Bacillary replication and macrophage necrosis are determinants of neutrophil recruitment in tuberculosis.


PMID 25862076

Abstract

We previously determined that burst size necrosis is the chief mode of mononuclear cell death in the lungs of mice with tuberculosis. The present study explored the link between infection-induced necrosis of mononuclear phagocytes and neutrophil accumulation in the lungs of mice challenged with one of four Mycobacterium tuberculosis strains of increasing virulence (RvΔphoPR mutant, H37Ra, H37Rv and Erdman).

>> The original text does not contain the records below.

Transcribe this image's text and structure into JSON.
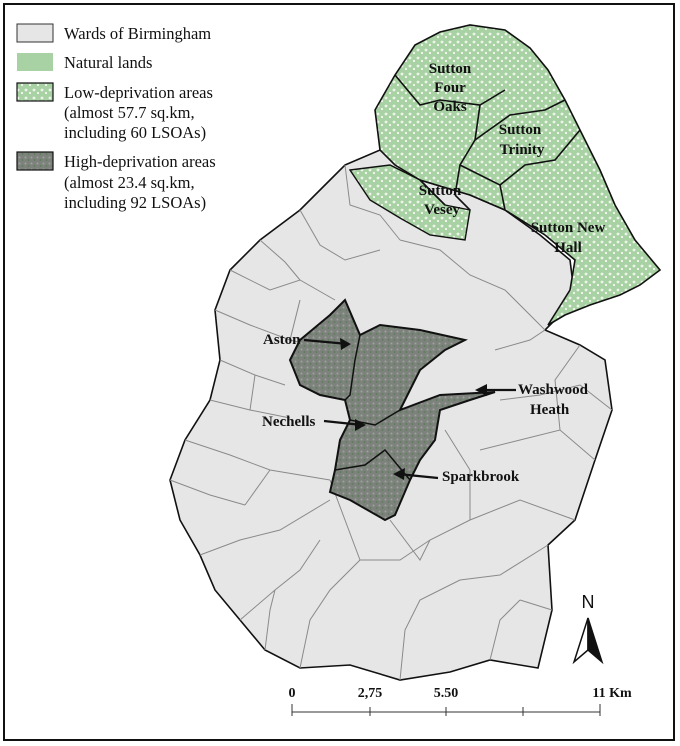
{
  "legend": {
    "wards": "Wards of Birmingham",
    "natural": "Natural lands",
    "low_line1": "Low-deprivation areas",
    "low_line2": "(almost 57.7 sq.km,",
    "low_line3": "including 60 LSOAs)",
    "high_line1": "High-deprivation areas",
    "high_line2": "(almost 23.4 sq.km,",
    "high_line3": "including 92 LSOAs)"
  },
  "labels": {
    "sutton_four_oaks_1": "Sutton",
    "sutton_four_oaks_2": "Four",
    "sutton_four_oaks_3": "Oaks",
    "sutton_trinity_1": "Sutton",
    "sutton_trinity_2": "Trinity",
    "sutton_vesey_1": "Sutton",
    "sutton_vesey_2": "Vesey",
    "sutton_new_hall_1": "Sutton New",
    "sutton_new_hall_2": "Hall",
    "aston": "Aston",
    "nechells": "Nechells",
    "washwood_1": "Washwood",
    "washwood_2": "Heath",
    "sparkbrook": "Sparkbrook"
  },
  "north_arrow": "N",
  "scale_bar": {
    "ticks": [
      "0",
      "2,75",
      "5.50",
      "11 Km"
    ]
  },
  "colors": {
    "ward_fill": "#e6e6e6",
    "ward_line": "#7a7a7a",
    "natural_green": "#a9d2a4",
    "high_dep_fill": "#7b7f7a",
    "outline": "#111111"
  }
}
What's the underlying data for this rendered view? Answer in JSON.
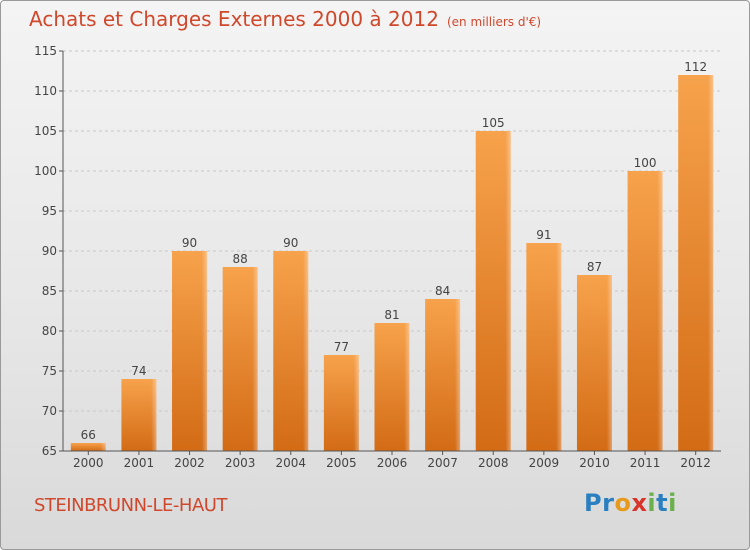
{
  "chart_data": {
    "type": "bar",
    "title": "Achats et Charges Externes 2000 à 2012",
    "unit_label": "(en milliers d'€)",
    "categories": [
      "2000",
      "2001",
      "2002",
      "2003",
      "2004",
      "2005",
      "2006",
      "2007",
      "2008",
      "2009",
      "2010",
      "2011",
      "2012"
    ],
    "values": [
      66,
      74,
      90,
      88,
      90,
      77,
      81,
      84,
      105,
      91,
      87,
      100,
      112
    ],
    "ylim": [
      65,
      115
    ],
    "yticks": [
      65,
      70,
      75,
      80,
      85,
      90,
      95,
      100,
      105,
      110,
      115
    ],
    "grid": true,
    "bar_color": "#e8822c"
  },
  "location": "STEINBRUNN-LE-HAUT",
  "logo": {
    "letters": [
      "P",
      "r",
      "o",
      "x",
      "i",
      "t",
      "i"
    ],
    "colors": [
      "#2a7fc1",
      "#2a7fc1",
      "#e79a1b",
      "#d8342a",
      "#6ab04c",
      "#2a7fc1",
      "#6ab04c"
    ]
  },
  "colors": {
    "title": "#d0482c",
    "axis": "#555555"
  }
}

At all time points studied, Erdman produced the highest bacterial load and the highest proportion and number of M. tuberculosis-infected neutrophils. These parameters, and the proportion of TUNEL-positive cells, tracked with virulence across all strains tested. Differences in neutrophil infection were not reflected by levels of chemoattractant cytokines in bronchoalveolar lavage fluid, while interferon-γ (reported to suppress neutrophil trafficking to the lung in tuberculosis) was highest in Erdman-infected mice. Treating Erdman-infected mice with ethambutol decreased the proportion of mononuclear phagocytes with high bacterial burden and the ratio of infected neutrophils to infected mononuclear cells in a dose-dependent manner. We propose that faster replicating M. tuberculosis strains cause more necrosis which in turn promotes neutrophil recruitment. Neutrophils infected with M. tuberculosis constitute a biomarker for poorly controlled bacterial replication, infection-induced mononuclear cell death, and increased severity of immune pathology in tuberculosis.